Glen Cove Building Department Administrator Anthony Maurino tried to explain why the city is buying the property. "The property in question is in a coastal erosion zone, flood hazard zone and a dune protection zone. It is in a variety of zones for which there are significant environmental restrictions. The problem with that is the temptation for people to believe because there are environmental restrictions making it difficult to build upon, the planning board is under no duty to ever approve this project for construction. The property has similarities to property in South Carolina. The matter went all the way to the US Supreme Court which held that government had to buy the property since the municipality deemed it unbuildable and environmentally sensitive while being beautiful," said Mr.
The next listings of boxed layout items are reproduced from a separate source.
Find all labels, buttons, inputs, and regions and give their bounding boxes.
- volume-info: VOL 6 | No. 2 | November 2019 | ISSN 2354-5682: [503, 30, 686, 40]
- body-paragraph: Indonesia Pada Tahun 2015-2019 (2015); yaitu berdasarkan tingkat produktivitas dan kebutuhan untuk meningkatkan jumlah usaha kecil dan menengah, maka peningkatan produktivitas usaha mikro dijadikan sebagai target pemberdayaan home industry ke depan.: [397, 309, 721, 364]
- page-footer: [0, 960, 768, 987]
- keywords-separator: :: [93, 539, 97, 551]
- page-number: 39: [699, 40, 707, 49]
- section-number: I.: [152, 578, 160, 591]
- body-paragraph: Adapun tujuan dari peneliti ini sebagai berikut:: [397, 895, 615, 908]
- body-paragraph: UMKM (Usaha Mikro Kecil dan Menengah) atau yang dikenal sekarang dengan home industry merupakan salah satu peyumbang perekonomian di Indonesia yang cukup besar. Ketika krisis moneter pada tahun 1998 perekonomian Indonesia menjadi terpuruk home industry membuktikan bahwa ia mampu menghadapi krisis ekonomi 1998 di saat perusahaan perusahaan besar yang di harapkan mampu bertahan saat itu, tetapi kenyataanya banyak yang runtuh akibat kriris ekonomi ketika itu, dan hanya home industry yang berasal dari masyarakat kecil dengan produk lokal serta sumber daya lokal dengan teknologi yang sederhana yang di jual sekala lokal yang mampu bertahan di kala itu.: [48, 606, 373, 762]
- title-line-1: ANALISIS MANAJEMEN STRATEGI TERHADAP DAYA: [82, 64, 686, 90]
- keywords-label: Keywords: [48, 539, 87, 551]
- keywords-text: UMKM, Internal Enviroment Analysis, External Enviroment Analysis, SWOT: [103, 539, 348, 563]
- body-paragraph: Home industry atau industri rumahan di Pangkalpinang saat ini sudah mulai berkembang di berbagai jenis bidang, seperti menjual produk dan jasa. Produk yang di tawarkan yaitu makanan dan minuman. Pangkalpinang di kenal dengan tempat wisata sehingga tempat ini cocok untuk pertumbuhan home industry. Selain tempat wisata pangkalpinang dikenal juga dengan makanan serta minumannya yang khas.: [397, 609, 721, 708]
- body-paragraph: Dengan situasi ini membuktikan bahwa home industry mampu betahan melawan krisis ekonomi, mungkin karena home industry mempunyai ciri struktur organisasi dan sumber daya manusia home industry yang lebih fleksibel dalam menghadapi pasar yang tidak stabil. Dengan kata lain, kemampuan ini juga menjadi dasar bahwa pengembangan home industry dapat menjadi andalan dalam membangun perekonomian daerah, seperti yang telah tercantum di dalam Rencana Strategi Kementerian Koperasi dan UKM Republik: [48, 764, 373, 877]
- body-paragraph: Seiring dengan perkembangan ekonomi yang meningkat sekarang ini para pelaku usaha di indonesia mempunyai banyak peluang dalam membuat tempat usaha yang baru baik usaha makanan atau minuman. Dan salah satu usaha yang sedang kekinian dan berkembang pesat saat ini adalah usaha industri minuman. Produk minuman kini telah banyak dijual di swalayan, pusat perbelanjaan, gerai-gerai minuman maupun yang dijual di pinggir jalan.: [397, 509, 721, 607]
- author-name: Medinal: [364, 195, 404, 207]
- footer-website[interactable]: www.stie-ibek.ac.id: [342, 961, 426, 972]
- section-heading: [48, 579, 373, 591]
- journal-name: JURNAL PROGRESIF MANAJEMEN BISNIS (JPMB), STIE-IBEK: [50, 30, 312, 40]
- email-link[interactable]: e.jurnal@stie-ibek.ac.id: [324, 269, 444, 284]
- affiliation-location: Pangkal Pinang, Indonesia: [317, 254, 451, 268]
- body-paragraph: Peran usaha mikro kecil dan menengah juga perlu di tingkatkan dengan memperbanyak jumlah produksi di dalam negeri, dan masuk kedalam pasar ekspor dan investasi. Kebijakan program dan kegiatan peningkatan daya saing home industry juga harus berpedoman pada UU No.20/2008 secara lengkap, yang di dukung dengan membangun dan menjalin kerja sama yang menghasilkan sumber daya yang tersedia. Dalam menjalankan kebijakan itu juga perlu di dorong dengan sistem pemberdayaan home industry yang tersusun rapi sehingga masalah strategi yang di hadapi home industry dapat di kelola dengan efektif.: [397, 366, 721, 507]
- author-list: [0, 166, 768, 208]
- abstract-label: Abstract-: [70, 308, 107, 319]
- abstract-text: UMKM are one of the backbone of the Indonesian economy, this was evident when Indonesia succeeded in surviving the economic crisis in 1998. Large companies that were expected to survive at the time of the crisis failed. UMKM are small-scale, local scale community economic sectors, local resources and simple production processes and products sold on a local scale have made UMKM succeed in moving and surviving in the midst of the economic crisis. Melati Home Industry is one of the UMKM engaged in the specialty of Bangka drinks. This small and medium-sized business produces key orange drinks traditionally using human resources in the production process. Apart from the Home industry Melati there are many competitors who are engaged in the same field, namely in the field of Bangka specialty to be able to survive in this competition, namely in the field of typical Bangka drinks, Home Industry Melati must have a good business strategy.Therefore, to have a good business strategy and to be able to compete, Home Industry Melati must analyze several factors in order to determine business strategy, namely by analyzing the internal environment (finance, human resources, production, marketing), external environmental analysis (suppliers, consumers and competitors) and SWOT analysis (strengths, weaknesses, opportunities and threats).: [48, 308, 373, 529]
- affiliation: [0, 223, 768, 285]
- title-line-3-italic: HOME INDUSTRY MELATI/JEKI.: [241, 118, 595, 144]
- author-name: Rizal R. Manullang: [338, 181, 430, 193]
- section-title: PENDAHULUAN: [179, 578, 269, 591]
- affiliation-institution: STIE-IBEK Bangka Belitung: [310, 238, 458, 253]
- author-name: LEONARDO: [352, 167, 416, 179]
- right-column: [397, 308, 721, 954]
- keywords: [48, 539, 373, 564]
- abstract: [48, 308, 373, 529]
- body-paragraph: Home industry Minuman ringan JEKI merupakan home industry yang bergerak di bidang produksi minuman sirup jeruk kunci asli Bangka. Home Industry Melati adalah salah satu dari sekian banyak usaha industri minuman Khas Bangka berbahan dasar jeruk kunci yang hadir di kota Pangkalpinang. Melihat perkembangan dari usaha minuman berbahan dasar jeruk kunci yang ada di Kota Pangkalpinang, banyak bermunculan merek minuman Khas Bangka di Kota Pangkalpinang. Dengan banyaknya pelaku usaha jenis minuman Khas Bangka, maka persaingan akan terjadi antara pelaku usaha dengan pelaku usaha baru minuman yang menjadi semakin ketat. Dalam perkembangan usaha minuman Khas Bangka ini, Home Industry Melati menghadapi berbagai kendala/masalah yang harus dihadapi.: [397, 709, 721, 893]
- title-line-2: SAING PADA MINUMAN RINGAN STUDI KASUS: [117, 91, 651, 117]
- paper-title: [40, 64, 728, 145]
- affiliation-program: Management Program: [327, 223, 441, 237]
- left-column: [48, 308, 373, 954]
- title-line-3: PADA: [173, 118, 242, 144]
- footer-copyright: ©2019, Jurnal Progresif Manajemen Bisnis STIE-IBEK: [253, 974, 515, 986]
Maurino. Babe Grella added his opinion that Nassau County should buy the land since the county likes land banks. He felt it was unfair to all the citizens of Glen Cove for them to foot the bill when not everyone could benefit.
A resolution authorizing the city to issue bans/bonds to finance certain tax certiorari in an amount not to exceed $250,000 did not pass since Councilman Gonzalez voted no and Councilman Maccarone had left city hall prior to the offering of this resolution.